James Baldwin, 1924 in Harlem, New York City geboren und 1987 in Frankreich gestorben, war nicht nur einer der begabtesten, literarisch interessantesten Schriftsteller seiner Generation. Er war und ist auch eine Ikone der schwarzen Bürgerrechtsbewegung, ein Vorbild für viele Schwule, ein öffentlicher Intellektueller, der seiner Wut angesichts der Spaltung in den USA Ausdruck verlieh und dennoch nie den Glauben daran aufgeben wollte, dass sich die Vernunft durchsetzen werde.

Das wiedererwachte Interesse an Baldwins Büchern erreicht nun auch Deutschland. Im Herbst erschien sein erster Roman „Go Tell It To The Mountain“ von 1953 unter dem Titel „Von dieser Welt“. Die autobiografisch gefärbte Geschichte eines jungen schwarzen Mannes inmitten seiner religiösen Welt und zerrissenen Familie wurde zu Recht gefeiert. Nun legt dtv mit einem Roman aus dem Spätwerk nach: „Beale Street Blues“, 1974 unter dem Original-Titel „If Beale Street Could Talk“ erschienen, ist eine Liebesgeschichte in Zeiten des Kriegs.
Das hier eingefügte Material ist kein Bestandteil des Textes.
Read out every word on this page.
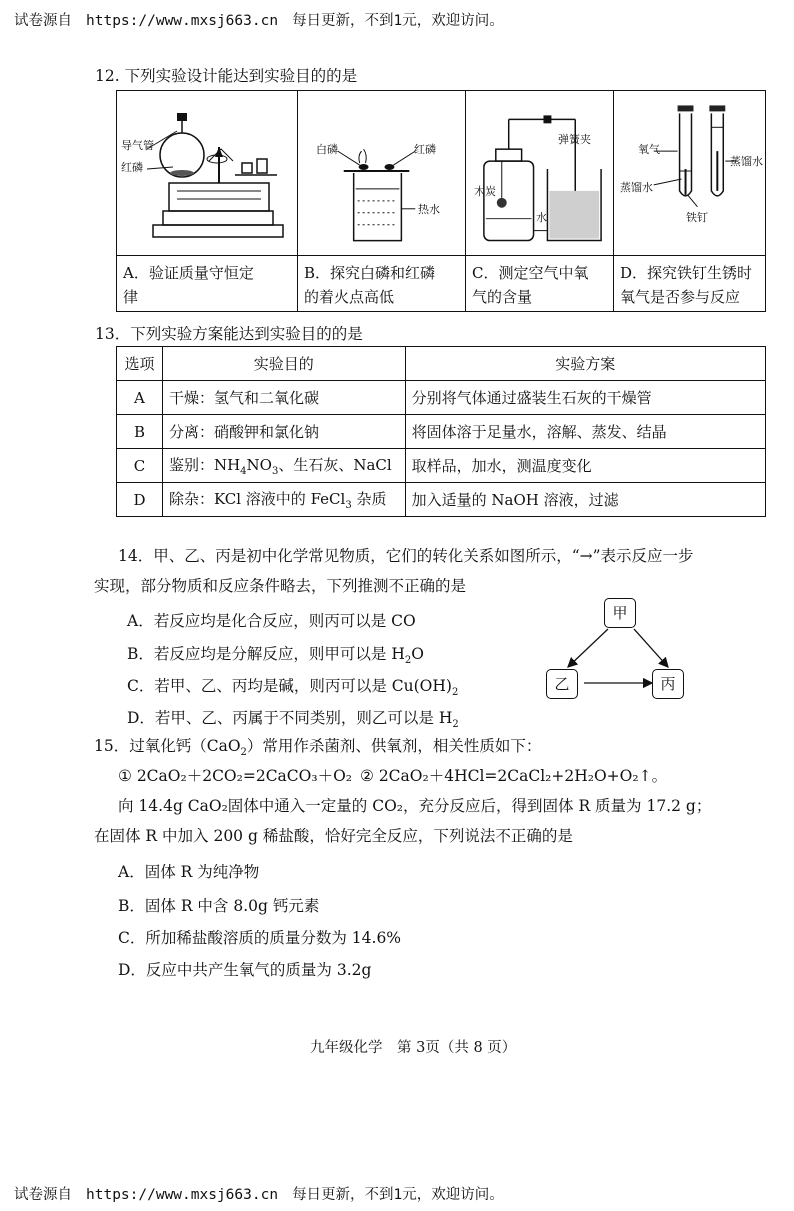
试卷源自 https://www.mxsj663.cn 每日更新，不到1元，欢迎访问。
12. 下列实验设计能达到实验目的的是
导气管
红磷
A．验证质量守恒定律
白磷	红磷
热水
B．探究白磷和红磷
的着火点高低
弹簧夹
木炭
水
C．测定空气中氧
气的含量
氧气
蒸馏水
蒸馏水
铁钉
D．探究铁钉生锈时
氧气是否参与反应
13．下列实验方案能达到实验目的的是
选项	实验目的	实验方案
A	干燥：氢气和二氧化碳	分别将气体通过盛装生石灰的干燥管
B	分离：硝酸钾和氯化钠	将固体溶于足量水，溶解、蒸发、结晶
C	鉴别：$NH_4NO_3$、生石灰、NaCl	取样品，加水，测温度变化
D	除杂：KCl 溶液中的 FeCl$_3$ 杂质	加入适量的 NaOH 溶液，过滤
14．甲、乙、丙是初中化学常见物质，它们的转化关系如图所示，“→”表示反应一步
实现，部分物质和反应条件略去，下列推测不正确的是
A．若反应均是化合反应，则丙可以是 CO
B．若反应均是分解反应，则甲可以是 $H_2O$
C．若甲、乙、丙均是碱，则丙可以是 $Cu(OH)_2$
D．若甲、乙、丙属于不同类别，则乙可以是 $H_2$
甲
乙	丙
15．过氧化钙（CaO$_2$）常用作杀菌剂、供氧剂，相关性质如下：
① 2CaO₂＋2CO₂=2CaCO₃＋O₂ ② 2CaO₂＋4HCl=2CaCl₂+2H₂O+O₂↑。
向 14.4g CaO₂固体中通入一定量的 CO₂，充分反应后，得到固体 R 质量为 17.2 g；
在固体 R 中加入 200 g 稀盐酸，恰好完全反应，下列说法不正确的是
A．固体 R 为纯净物
B．固体 R 中含 8.0g 钙元素
C．所加稀盐酸溶质的质量分数为 14.6%
D．反应中共产生氧气的质量为 3.2g
九年级化学　第 3页（共 8 页）
试卷源自 https://www.mxsj663.cn 每日更新，不到1元，欢迎访问。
Der Krieg findet auf den Straßen statt; seine Ursache sind Rassenhass und Unterdrückung. Erzählt wird die im New York der 1970er spielende Geschichte von Clementine Rivers, genannt Tish, einer jungen Angestellten, die um ihren Freund Fonny kämpft. Seit Kindertagen sind die beiden unzertrennlich. Fonny schlägt sich mit Gelegenheitsjobs durch und hat den Traum, als Bildhauer leben zu können. Baldwin zeichnet das afroamerikanische Milieu Harlems mit größter Genauigkeit; die kleinen Distinktionsversuche der schwarzen Familien werden präzise wahrgenommen, die Unterschiede zwischen den verschiedenen Vierteln der Stadt treten zu Tage. Es gibt in diesem Roman kein banales Schwarz-Weiß, jeder scheint gefangen in einem tradierten System, dessen Überwindung schier unmöglich ist.

Fonny wird von einem irisch-stämmigen Cop zu Unrecht einer Vergewaltigung geziehen, landet im Gefängnis, während Tish ein Kind von ihm erwartet. Es ist bewegend, wie die Familie der jungen Frau alles daran setzt, den Unschuldigen aus der Falle zu befreien, in die er und viele andere junge Männer getrieben werden. Der Autor Daniel Schreiber merkt in seinem klugen Nachwort an, „Beale Street Blues“ sei Baldwins „erschütterndstes Buch über die Psychologie des Rassismus“. Das trifft es genau: Es handelt sich nicht um einen plakativ anklagenden Roman, sondern um die Offenlegung rassistischer Mechanismen und Strukturen mit den feinen Mitteln des begnadeten Erzählers.

Seine Figuren sind dabei so komplex, so stark in ihrer Verzweiflung, so eigensinnig, dass sie nicht Gefahr laufen, für einen Thesen- oder Protestroman missbraucht zu werden. Und doch ahnt man in jeder Szene, welch zerstörerische Kraft die Geschichte der USA und die Gesellschaft auf sie ausübt. Bei aller Wut und Ausweglosigkeit, die in diesem Buch stecken, trägt „Beale Street Blues“ aber auch eine Hoffnungsbotschaft in sich: Freundschaft und Zusammenhalt scheinen bei Baldwin auf als akkurate Mittel des Widerstands. In seiner Literatur bleibt beides lebendig – die Liebe und der Zorn.